De l'uranium stratégique au Niger
Cependant, si la France n'a pas franchement d'intérêts économiques au Mali, elle en a dans la sous-région. A commencer par l'uranium nigérien. C'est dans ce pays cousin du Mali qu'Al-Qaïda au Maghreb islamique (Aqmi) a entrepris deux spectaculaires prises d'otages. La première a été menée à Arlit en 2010 : sept personnes enlevées dont cinq Français. Une seconde a visé deux jeunes Français en pleine capitale, à Niamey, en 2011, et s'est achevée par leur mort.
Or, l'uranium nigérien est nécessaire à Areva. L'entreprise française y est présente depuis quarante ans, rappelle son site. Un tiers de sa production vient des deux mines en activité. Des sites stratégiques.
Le Niger est un pays qui, comme le Mali, a connu des rébellions touareg et aurait pu être menacé par leur retour de Libye. Pour l'instant, leur dévolu s'est jeté sur le Mali, le Niger ayant eu l'idée de mener une politique d'intégration. Ainsi, le Premier ministre est un Touareg, rappelle Slate Afrique. Toutefois, si Bamako tombait aux mains des islamistes, la fièvre rebelle pourrait se révéler contagieuse. En somme, comme le souligne l'Observatoire du nucléaire sur Rue89 : la France pourrait chercher à sécuriser son approvisionnement en uranium.
Au-delà du seul Niger, le Sahel
D'autant que le Mali se trouve en plein cœur du Sahel, dont les ressources aiguisent les appétits.

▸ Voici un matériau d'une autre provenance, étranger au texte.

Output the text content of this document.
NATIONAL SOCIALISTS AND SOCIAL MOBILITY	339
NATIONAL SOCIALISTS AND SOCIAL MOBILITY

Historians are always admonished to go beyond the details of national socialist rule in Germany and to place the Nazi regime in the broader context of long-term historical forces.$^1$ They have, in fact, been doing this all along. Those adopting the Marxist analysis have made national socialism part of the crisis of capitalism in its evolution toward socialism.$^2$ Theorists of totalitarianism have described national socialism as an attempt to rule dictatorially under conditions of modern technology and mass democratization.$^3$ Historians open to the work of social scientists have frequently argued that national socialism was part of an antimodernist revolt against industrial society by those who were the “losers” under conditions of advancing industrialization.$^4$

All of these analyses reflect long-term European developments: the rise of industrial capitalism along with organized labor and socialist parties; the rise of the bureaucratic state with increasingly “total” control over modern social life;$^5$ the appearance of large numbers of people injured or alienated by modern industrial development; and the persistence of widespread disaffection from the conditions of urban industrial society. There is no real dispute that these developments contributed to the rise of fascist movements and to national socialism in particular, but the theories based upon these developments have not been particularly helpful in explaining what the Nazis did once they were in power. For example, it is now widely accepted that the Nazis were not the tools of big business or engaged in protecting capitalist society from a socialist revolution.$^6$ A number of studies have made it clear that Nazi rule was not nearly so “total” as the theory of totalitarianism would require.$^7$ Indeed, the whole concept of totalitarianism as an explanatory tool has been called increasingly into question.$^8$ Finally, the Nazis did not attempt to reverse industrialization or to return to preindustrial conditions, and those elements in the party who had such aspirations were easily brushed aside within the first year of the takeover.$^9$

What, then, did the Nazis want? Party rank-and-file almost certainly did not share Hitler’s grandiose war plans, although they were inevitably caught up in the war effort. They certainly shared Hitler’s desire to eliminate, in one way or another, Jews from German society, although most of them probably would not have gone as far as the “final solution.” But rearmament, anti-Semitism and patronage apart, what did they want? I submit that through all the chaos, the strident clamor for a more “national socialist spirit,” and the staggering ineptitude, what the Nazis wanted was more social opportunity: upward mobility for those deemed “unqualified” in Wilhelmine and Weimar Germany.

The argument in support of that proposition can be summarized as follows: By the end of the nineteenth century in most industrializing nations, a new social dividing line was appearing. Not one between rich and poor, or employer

Cette vaste région qui borde le sud du Sahara était hier considérée comme inutile, sans ressources et condamnée à une succession de crises alimentaires et conflits armés. Mais depuis 2003, le Tchad peut exploiter son pétrole qu'il exporte via le Cameroun. La Mauritanie en 2006 et le Niger en 2007 sont aussi entrés dans le cercle des pays producteurs. Par ailleurs, l'or est maintenant exploité dans toute la région, le cuivre et le fer en Mauritanie, le zinc au Burkina Faso et bientôt le zircon et l'ilménite au Sénégal : autant de nouveaux contrats miniers. La France veut éviter que la chute du Mali aux mains des islamistes vienne déstabiliser toute la région.

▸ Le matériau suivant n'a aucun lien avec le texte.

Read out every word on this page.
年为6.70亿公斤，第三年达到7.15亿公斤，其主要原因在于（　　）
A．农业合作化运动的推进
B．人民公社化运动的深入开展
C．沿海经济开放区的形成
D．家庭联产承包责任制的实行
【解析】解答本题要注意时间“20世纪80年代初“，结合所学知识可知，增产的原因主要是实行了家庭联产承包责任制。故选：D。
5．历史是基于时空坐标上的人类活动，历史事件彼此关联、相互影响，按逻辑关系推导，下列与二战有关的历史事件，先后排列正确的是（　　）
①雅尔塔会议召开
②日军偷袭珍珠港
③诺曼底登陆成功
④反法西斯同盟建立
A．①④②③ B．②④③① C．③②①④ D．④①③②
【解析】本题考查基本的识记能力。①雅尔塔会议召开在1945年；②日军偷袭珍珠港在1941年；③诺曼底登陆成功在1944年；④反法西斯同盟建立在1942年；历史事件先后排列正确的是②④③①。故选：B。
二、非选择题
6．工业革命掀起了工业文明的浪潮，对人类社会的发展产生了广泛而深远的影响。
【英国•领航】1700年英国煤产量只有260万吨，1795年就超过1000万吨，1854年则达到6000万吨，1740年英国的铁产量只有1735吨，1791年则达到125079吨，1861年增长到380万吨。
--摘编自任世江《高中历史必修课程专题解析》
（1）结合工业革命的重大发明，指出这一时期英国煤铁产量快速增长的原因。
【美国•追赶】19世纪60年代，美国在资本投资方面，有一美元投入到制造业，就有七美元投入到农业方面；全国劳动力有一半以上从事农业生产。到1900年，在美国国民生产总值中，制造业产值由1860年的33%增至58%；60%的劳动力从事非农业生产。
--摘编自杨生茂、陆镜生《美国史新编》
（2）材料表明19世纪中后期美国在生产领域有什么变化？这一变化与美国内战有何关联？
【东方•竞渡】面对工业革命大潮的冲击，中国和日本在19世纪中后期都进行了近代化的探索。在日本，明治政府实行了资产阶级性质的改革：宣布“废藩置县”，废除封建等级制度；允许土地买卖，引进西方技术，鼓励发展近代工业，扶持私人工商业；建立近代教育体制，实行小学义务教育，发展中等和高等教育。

Surtout que le Sahel a réveillé l'intérêt de grandes puissances sous la pression de la demande chinoise en matières premières, rappelle un article du chercheur Frédéric Deycard, dans Question internationales. De nombreux pays se sont intéressés de près aux ressources sahéliennes. On retrouve la Chine qui investit massivement dans la région, mais aussi le Canada et des pays du Golfe. Parmi eux, le Qatar est même soupçonné d'avoir soutenu des jihadistes au Nord-Mali, selon Marianne. Ce regain d'intérêt s'est d'ailleurs accompagné d'une perte d'influence des anciennes puissances coloniales dans la région. Dans tout ce chamboulement, la France a peut-être aussi été tentée d'intervenir pour protéger ses intérêts dans les pays voisins, et réaffirmer son influence dans son "pré carré".